The Guardian Council banned a bunch of parliamentary candidates last year, and all it earned them was a massively low voter turnout, increasing "both apathy and anger, particularly within the huge bloc of young voters. About two-thirds of Iranians are younger than 30."
Think time is on our side or the mullahs'?
Meanwhile, Syria's Assad regime is getting scared about internal stability. When you withdraw like that from a puppet state . . . remember what happened to the Sovs.
The insurgency in Iraq will claim more regimes as victims all right, but not inside Iraq itself, where the U.S. military commitment is too great.
The only question now is how Assad loses power.

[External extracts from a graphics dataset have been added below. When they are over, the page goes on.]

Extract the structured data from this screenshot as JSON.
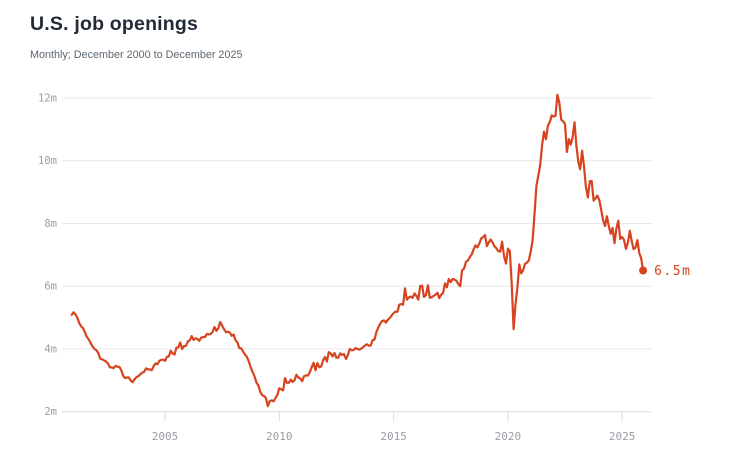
{
  "header": {
    "title": "U.S. job openings",
    "subtitle": "Monthly; December 2000 to December 2025"
  },
  "colors": {
    "accent": "#d8431f",
    "title": "#222b36",
    "subtitle": "#5d6771",
    "axis_label": "#989da4",
    "gridline": "#e8e9eb",
    "axis_line": "#d9dbdd",
    "background": "#ffffff"
  },
  "chart_data": {
    "type": "line",
    "title": "U.S. job openings",
    "subtitle": "Monthly; December 2000 to December 2025",
    "series_name": "U.S. job openings",
    "unit": "millions",
    "frequency": "monthly",
    "x_start": {
      "year": 2000,
      "month": 12
    },
    "x_end": {
      "year": 2025,
      "month": 12
    },
    "ylim": [
      2,
      12.4
    ],
    "grid": "horizontal",
    "legend": "none",
    "line_color": "#d8431f",
    "end_label": "6.5m",
    "end_value": 6.5,
    "y_ticks": [
      {
        "value": 2,
        "label": "2m"
      },
      {
        "value": 4,
        "label": "4m"
      },
      {
        "value": 6,
        "label": "6m"
      },
      {
        "value": 8,
        "label": "8m"
      },
      {
        "value": 10,
        "label": "10m"
      },
      {
        "value": 12,
        "label": "12m"
      }
    ],
    "x_ticks": [
      {
        "year": 2005,
        "label": "2005"
      },
      {
        "year": 2010,
        "label": "2010"
      },
      {
        "year": 2015,
        "label": "2015"
      },
      {
        "year": 2020,
        "label": "2020"
      },
      {
        "year": 2025,
        "label": "2025"
      }
    ],
    "values": [
      5.09,
      5.17,
      5.1,
      4.99,
      4.82,
      4.72,
      4.66,
      4.52,
      4.38,
      4.3,
      4.19,
      4.08,
      4.0,
      3.96,
      3.87,
      3.69,
      3.67,
      3.64,
      3.6,
      3.54,
      3.42,
      3.41,
      3.39,
      3.46,
      3.43,
      3.43,
      3.33,
      3.15,
      3.07,
      3.09,
      3.09,
      2.99,
      2.94,
      3.03,
      3.1,
      3.13,
      3.19,
      3.24,
      3.27,
      3.38,
      3.35,
      3.35,
      3.32,
      3.45,
      3.54,
      3.51,
      3.62,
      3.65,
      3.66,
      3.62,
      3.75,
      3.76,
      3.94,
      3.86,
      3.82,
      4.04,
      4.05,
      4.21,
      4.0,
      4.09,
      4.1,
      4.24,
      4.28,
      4.41,
      4.29,
      4.34,
      4.32,
      4.26,
      4.36,
      4.38,
      4.38,
      4.48,
      4.46,
      4.48,
      4.54,
      4.7,
      4.58,
      4.66,
      4.86,
      4.74,
      4.63,
      4.53,
      4.55,
      4.52,
      4.42,
      4.46,
      4.28,
      4.21,
      4.03,
      4.02,
      3.92,
      3.82,
      3.75,
      3.6,
      3.42,
      3.26,
      3.13,
      2.93,
      2.84,
      2.64,
      2.53,
      2.5,
      2.43,
      2.18,
      2.34,
      2.36,
      2.33,
      2.43,
      2.54,
      2.75,
      2.71,
      2.68,
      3.07,
      2.92,
      2.92,
      3.02,
      2.95,
      3.0,
      3.18,
      3.09,
      3.06,
      2.97,
      3.13,
      3.16,
      3.15,
      3.26,
      3.42,
      3.56,
      3.32,
      3.55,
      3.42,
      3.44,
      3.64,
      3.74,
      3.6,
      3.9,
      3.86,
      3.76,
      3.87,
      3.72,
      3.72,
      3.86,
      3.81,
      3.84,
      3.68,
      3.81,
      4.0,
      3.96,
      3.96,
      4.03,
      4.0,
      3.98,
      4.01,
      4.06,
      4.11,
      4.15,
      4.1,
      4.11,
      4.28,
      4.3,
      4.54,
      4.68,
      4.81,
      4.89,
      4.91,
      4.84,
      4.93,
      4.99,
      5.07,
      5.14,
      5.19,
      5.18,
      5.41,
      5.43,
      5.41,
      5.93,
      5.57,
      5.64,
      5.67,
      5.63,
      5.77,
      5.69,
      5.57,
      6.01,
      6.02,
      5.66,
      5.72,
      6.03,
      5.63,
      5.65,
      5.69,
      5.73,
      5.79,
      5.62,
      5.73,
      5.79,
      6.09,
      5.97,
      6.23,
      6.13,
      6.23,
      6.21,
      6.18,
      6.07,
      6.0,
      6.51,
      6.56,
      6.78,
      6.82,
      6.93,
      7.01,
      7.18,
      7.3,
      7.24,
      7.36,
      7.52,
      7.57,
      7.63,
      7.28,
      7.4,
      7.49,
      7.39,
      7.27,
      7.21,
      7.12,
      7.1,
      7.42,
      6.97,
      6.72,
      7.2,
      7.13,
      6.09,
      4.63,
      5.42,
      5.95,
      6.7,
      6.41,
      6.51,
      6.71,
      6.75,
      6.82,
      7.1,
      7.46,
      8.29,
      9.19,
      9.52,
      9.86,
      10.5,
      10.93,
      10.69,
      11.12,
      11.23,
      11.45,
      11.41,
      11.43,
      12.1,
      11.86,
      11.31,
      11.26,
      11.17,
      10.28,
      10.69,
      10.51,
      10.75,
      11.23,
      10.48,
      9.97,
      9.73,
      10.32,
      9.82,
      9.17,
      8.83,
      9.35,
      9.35,
      8.73,
      8.8,
      8.89,
      8.75,
      8.43,
      8.1,
      7.92,
      8.23,
      7.91,
      7.67,
      7.86,
      7.37,
      7.84,
      8.09,
      7.51,
      7.57,
      7.48,
      7.19,
      7.39,
      7.77,
      7.44,
      7.18,
      7.23,
      7.47,
      7.05,
      6.89,
      6.5
    ]
  }
}
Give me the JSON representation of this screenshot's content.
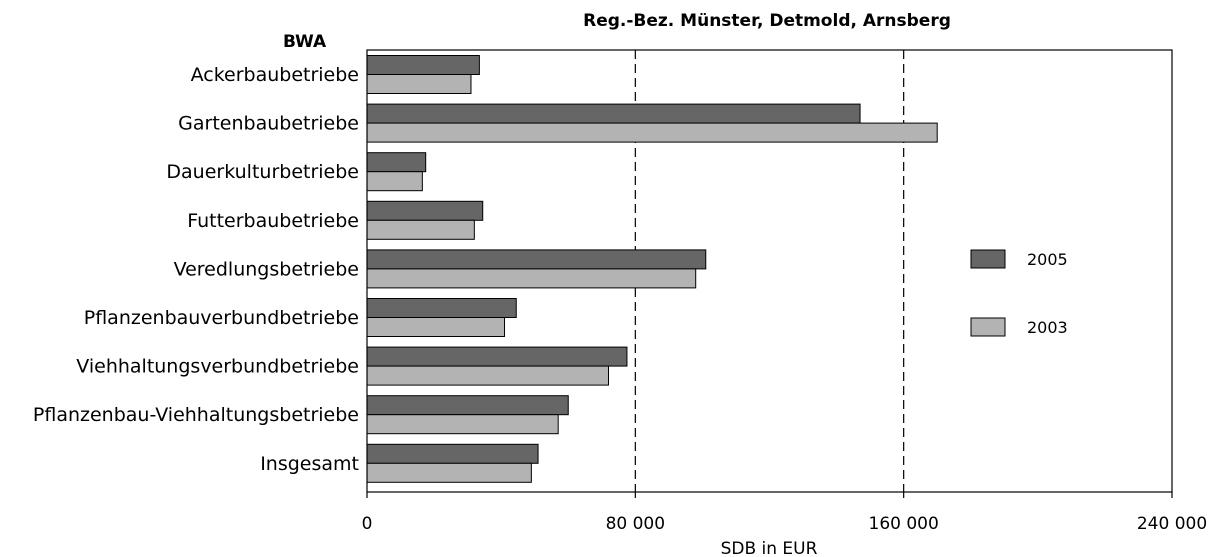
{
  "chart_data": {
    "type": "bar",
    "orientation": "horizontal",
    "title": "Reg.-Bez. Münster, Detmold, Arnsberg",
    "category_header": "BWA",
    "xlabel": "SDB in EUR",
    "xlim": [
      0,
      240000
    ],
    "x_ticks": [
      0,
      80000,
      160000,
      240000
    ],
    "x_tick_labels": [
      "0",
      "80 000",
      "160 000",
      "240 000"
    ],
    "grid": "vertical dashed at 80 000 and 160 000",
    "legend_position": "right",
    "categories": [
      "Ackerbaubetriebe",
      "Gartenbaubetriebe",
      "Dauerkulturbetriebe",
      "Futterbaubetriebe",
      "Veredlungsbetriebe",
      "Pflanzenbauverbundbetriebe",
      "Viehhaltungsverbundbetriebe",
      "Pflanzenbau-Viehhaltungsbetriebe",
      "Insgesamt"
    ],
    "series": [
      {
        "name": "2005",
        "color": "#666666",
        "values": [
          33500,
          147000,
          17500,
          34500,
          101000,
          44500,
          77500,
          60000,
          51000
        ]
      },
      {
        "name": "2003",
        "color": "#b3b3b3",
        "values": [
          31000,
          170000,
          16500,
          32000,
          98000,
          41000,
          72000,
          57000,
          49000
        ]
      }
    ]
  }
}
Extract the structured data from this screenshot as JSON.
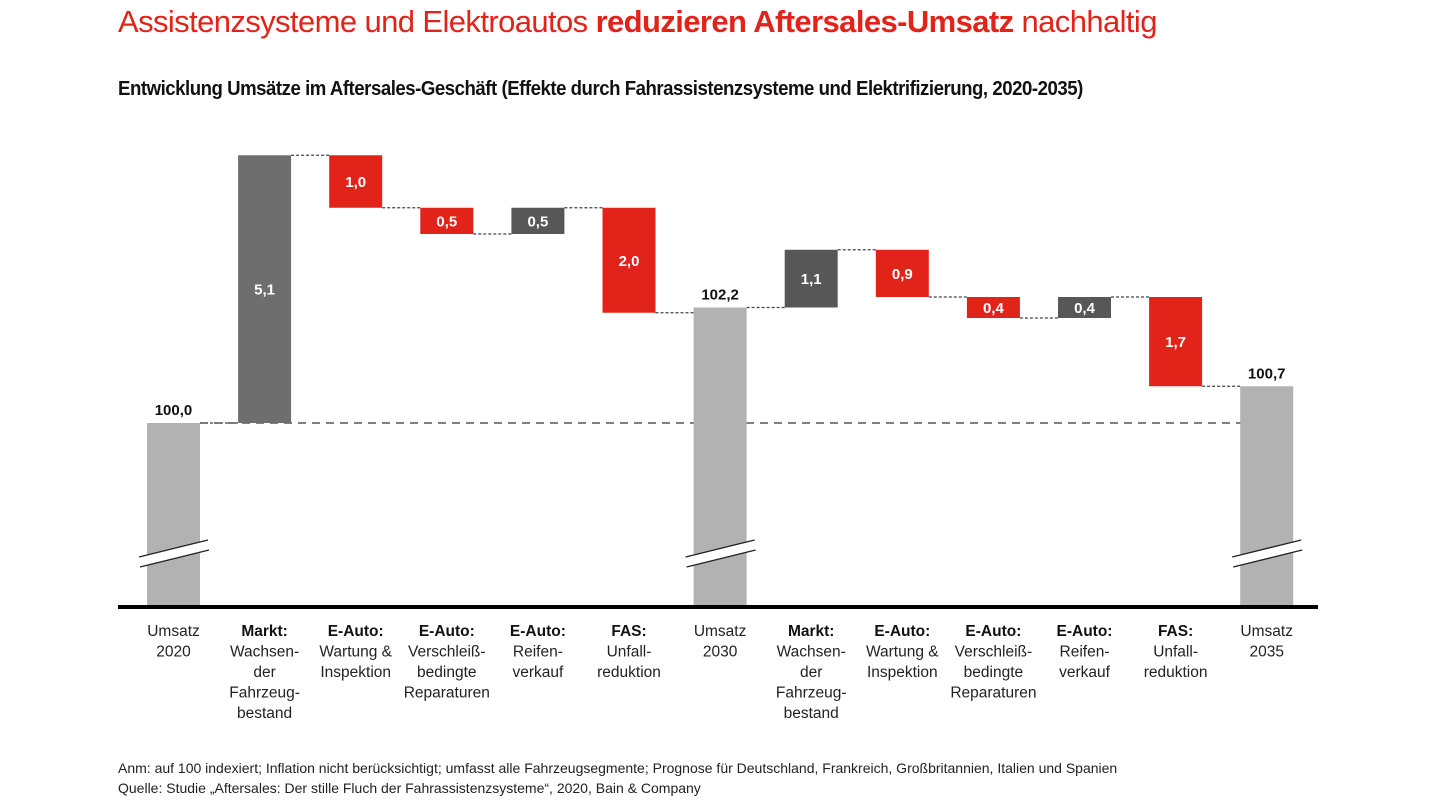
{
  "header": {
    "title_prefix": "Assistenzsysteme und Elektroautos ",
    "title_bold": "reduzieren Aftersales-Umsatz",
    "title_suffix": " nachhaltig",
    "subtitle": "Entwicklung Umsätze im Aftersales-Geschäft (Effekte durch Fahrassistenzsysteme und Elektrifizierung, 2020-2035)"
  },
  "footer": {
    "note": "Anm: auf 100 indexiert; Inflation nicht berücksichtigt; umfasst alle Fahrzeugsegmente; Prognose für Deutschland, Frankreich, Großbritannien, Italien und Spanien",
    "source": "Quelle: Studie „Aftersales: Der stille Fluch der Fahrassistenzsysteme“, 2020, Bain & Company"
  },
  "colors": {
    "decrease": "#e2231a",
    "increase_market": "#6e6e6e",
    "increase": "#575757",
    "total": "#b2b2b2",
    "axis": "#000000",
    "title": "#e2231a"
  },
  "chart_data": {
    "type": "bar",
    "subtype": "waterfall",
    "title": "Entwicklung Umsätze im Aftersales-Geschäft (Effekte durch Fahrassistenzsysteme und Elektrifizierung, 2020-2035)",
    "xlabel": "",
    "ylabel": "",
    "baseline": 100.0,
    "axis_break": true,
    "grid": false,
    "ylim": [
      95.4,
      105.1
    ],
    "bars": [
      {
        "kind": "total",
        "value": 100.0,
        "label": "100,0",
        "category_bold": "",
        "category": "Umsatz\n2020"
      },
      {
        "kind": "increase_market",
        "value": 5.1,
        "label": "5,1",
        "category_bold": "Markt:",
        "category": "Wachsen-\nder\nFahrzeug-\nbestand"
      },
      {
        "kind": "decrease",
        "value": -1.0,
        "label": "1,0",
        "category_bold": "E-Auto:",
        "category": "Wartung &\nInspektion"
      },
      {
        "kind": "decrease",
        "value": -0.5,
        "label": "0,5",
        "category_bold": "E-Auto:",
        "category": "Verschleiß-\nbedingte\nReparaturen"
      },
      {
        "kind": "increase",
        "value": 0.5,
        "label": "0,5",
        "category_bold": "E-Auto:",
        "category": "Reifen-\nverkauf"
      },
      {
        "kind": "decrease",
        "value": -2.0,
        "label": "2,0",
        "category_bold": "FAS:",
        "category": "Unfall-\nreduktion"
      },
      {
        "kind": "total",
        "value": 102.2,
        "label": "102,2",
        "category_bold": "",
        "category": "Umsatz\n2030"
      },
      {
        "kind": "increase",
        "value": 1.1,
        "label": "1,1",
        "category_bold": "Markt:",
        "category": "Wachsen-\nder\nFahrzeug-\nbestand"
      },
      {
        "kind": "decrease",
        "value": -0.9,
        "label": "0,9",
        "category_bold": "E-Auto:",
        "category": "Wartung &\nInspektion"
      },
      {
        "kind": "decrease",
        "value": -0.4,
        "label": "0,4",
        "category_bold": "E-Auto:",
        "category": "Verschleiß-\nbedingte\nReparaturen"
      },
      {
        "kind": "increase",
        "value": 0.4,
        "label": "0,4",
        "category_bold": "E-Auto:",
        "category": "Reifen-\nverkauf"
      },
      {
        "kind": "decrease",
        "value": -1.7,
        "label": "1,7",
        "category_bold": "FAS:",
        "category": "Unfall-\nreduktion"
      },
      {
        "kind": "total",
        "value": 100.7,
        "label": "100,7",
        "category_bold": "",
        "category": "Umsatz\n2035"
      }
    ]
  }
}
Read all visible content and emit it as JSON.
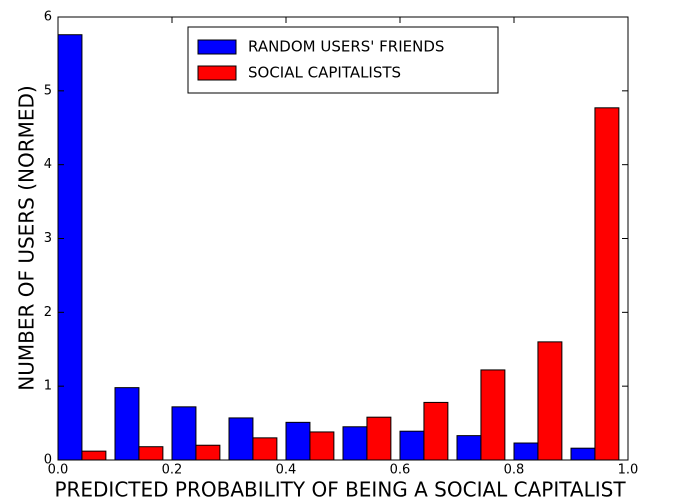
{
  "chart_data": {
    "type": "histogram",
    "xlabel": "PREDICTED PROBABILITY OF BEING A SOCIAL CAPITALIST",
    "ylabel": "NUMBER OF USERS (NORMED)",
    "bins": [
      0,
      0.1,
      0.2,
      0.3,
      0.4,
      0.5,
      0.6,
      0.7,
      0.8,
      0.9,
      1.0
    ],
    "series": [
      {
        "name": "RANDOM USERS' FRIENDS",
        "color": "#0000ff",
        "values": [
          5.76,
          0.98,
          0.72,
          0.57,
          0.51,
          0.45,
          0.39,
          0.33,
          0.23,
          0.16
        ]
      },
      {
        "name": "SOCIAL CAPITALISTS",
        "color": "#ff0000",
        "values": [
          0.12,
          0.18,
          0.2,
          0.3,
          0.38,
          0.58,
          0.78,
          1.22,
          1.6,
          4.77
        ]
      }
    ],
    "xlim": [
      0,
      1.0
    ],
    "xticks": [
      {
        "value": 0,
        "label": "0.0"
      },
      {
        "value": 0.2,
        "label": "0.2"
      },
      {
        "value": 0.4,
        "label": "0.4"
      },
      {
        "value": 0.6,
        "label": "0.6"
      },
      {
        "value": 0.8,
        "label": "0.8"
      },
      {
        "value": 1.0,
        "label": "1.0"
      }
    ],
    "ylim": [
      0,
      6
    ],
    "yticks": [
      0,
      1,
      2,
      3,
      4,
      5,
      6
    ],
    "legend": "upper center",
    "grid": false
  }
}
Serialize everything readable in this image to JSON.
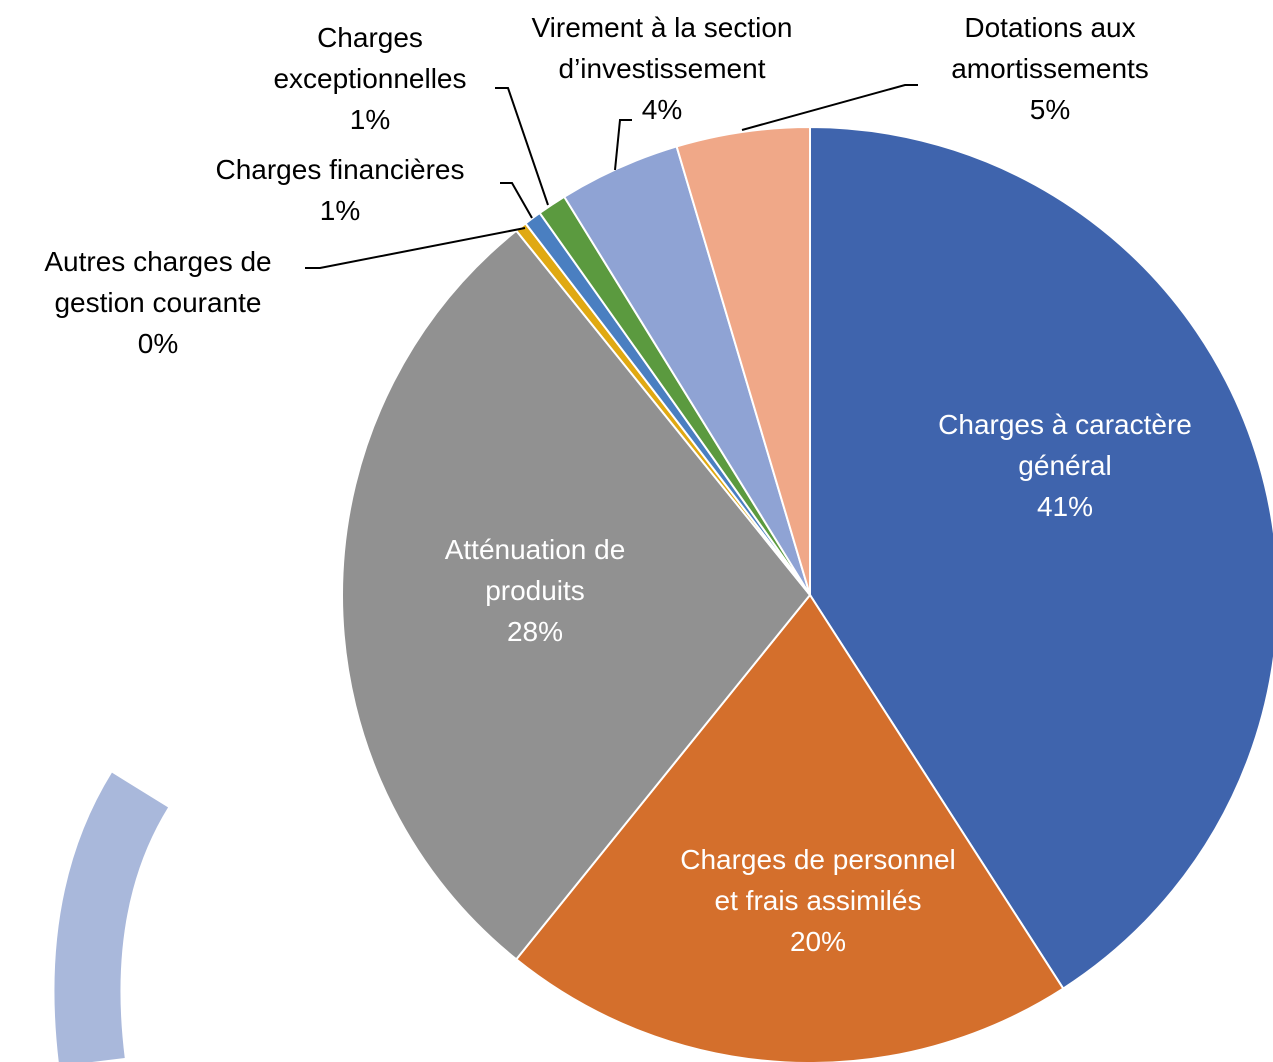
{
  "chart_data": {
    "type": "pie",
    "categories": [
      "Charges à caractère général",
      "Charges de personnel et frais assimilés",
      "Atténuation de produits",
      "Autres charges de gestion courante",
      "Charges financières",
      "Charges exceptionnelles",
      "Virement à la section d’investissement",
      "Dotations aux amortissements"
    ],
    "values": [
      40.9,
      19.9,
      28.4,
      0.4,
      0.6,
      1.0,
      4.2,
      4.6
    ],
    "value_labels": [
      "41%",
      "20%",
      "28%",
      "0%",
      "1%",
      "1%",
      "4%",
      "5%"
    ],
    "colors": [
      "#3f64ad",
      "#d46f2c",
      "#919191",
      "#e0a912",
      "#4a7fc1",
      "#5b9a3f",
      "#8fa3d4",
      "#f0a888"
    ]
  }
}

So the Big Bang keeps a' rumblin' along. But you have to get past the A Team of North Korea and Iran before you can concentrate your powers more fully on the B Teamers like Syria and Zimbabwe. Mugabe's regime is clearly a failed state. When state-sponsored terror against the masses becomes the norm, watch the transnational types show up over time.
Not an if but a when.
As always for the Pentagon, the question will really be: What does the military get out of the inevitable intervention? A better SysAdmin force or a more burned-out one? That choice is definitely ours.